October 16, 2009 12:04 PM
Reviews

Lookin’ for a movie to take your sweetheart to so you can kiss ‘er a bunch and not pay attention to what’s going on? Then DON’T go see Zombieland because you’ll be on the edge of your seat (or the back, whichever is more comfortable) the entire movie. Baby.

That’s right, hot stuff. I had the privilege of viewing Zombieland the other day and it made my pants tighter. I am a zombie fan. What can I say? I love zombies. They’re so awesome! I mean, seriously… if I got to choose how I’d die, I’d say zombie apocalypse… either that or… you know, making the world’s funniest joke and causing everyone laugh to death so that I was the only remaining human on earth. Then spending the rest of my years researching until I was able to reanimate their corpses and throw a huge, sexy party. During this party, I’d slip on some soap in the shower and somehow manage to have my heart explode out of my chest.

Moving on, Zombieland is actually a pretty decent flick. Our hero and main character, Columbus, is introduced while explaining why he is one of the few people left alive in this zany zombie zone. Following a strict list of rules, Columbus has managed to outsmart braindead zombies and keep his ticker tickin’. Soon afterward, we meet Tallahassee, a bad ass mofo that knows his way around butt whoopin’. Zombie-butts…. The whooping of. Yeah. The two go on a crazy adventure involving banjos, zombies, twinkies, zombies, sexy ladies, theme parks, zombies and plenty of laughs had by all.
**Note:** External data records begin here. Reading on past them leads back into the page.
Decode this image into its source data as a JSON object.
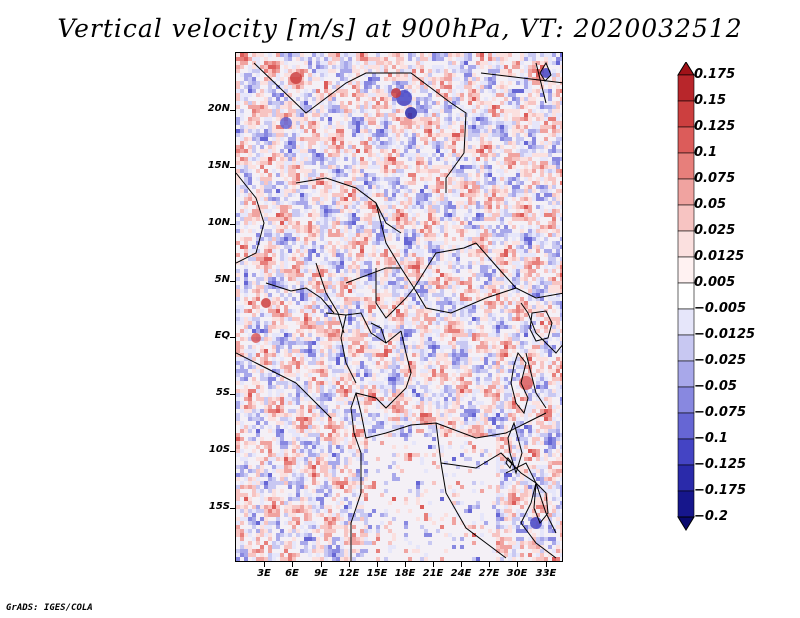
{
  "title": "Vertical velocity [m/s] at 900hPa, VT: 2020032512",
  "credit": "GrADS: IGES/COLA",
  "map": {
    "lat_ticks": [
      "20N",
      "15N",
      "10N",
      "5N",
      "EQ",
      "5S",
      "10S",
      "15S"
    ],
    "lon_ticks": [
      "3E",
      "6E",
      "9E",
      "12E",
      "15E",
      "18E",
      "21E",
      "24E",
      "27E",
      "30E",
      "33E"
    ]
  },
  "legend": {
    "labels": [
      "0.175",
      "0.15",
      "0.125",
      "0.1",
      "0.075",
      "0.05",
      "0.025",
      "0.0125",
      "0.005",
      "−0.005",
      "−0.0125",
      "−0.025",
      "−0.05",
      "−0.075",
      "−0.1",
      "−0.125",
      "−0.175",
      "−0.2"
    ],
    "colors": [
      "#a01218",
      "#b8262b",
      "#cc3f3f",
      "#dc5c5a",
      "#e77f7b",
      "#f0a3a0",
      "#f7c4c2",
      "#fbe0df",
      "#fff2f2",
      "#ffffff",
      "#e6e6fa",
      "#c8c8f2",
      "#a8a8ea",
      "#8888e0",
      "#6666d4",
      "#4444c4",
      "#2a2aaa",
      "#16168c",
      "#0a0a6e"
    ]
  }
}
Despite the fact that the undead in this movie are frighteningly agile (I prefer the slow, impending doom of decrepit, walking zombies) and most of the decisions made by the survivors aren’t exactly rational, Zombieland still provides enjoyment and countless knee-slappers allowing a constant grin throughout the film.

If my senseless ramblings actually left a positive impression on you, I recommend you buy some popcorn and cast your eyes upon Zombieland.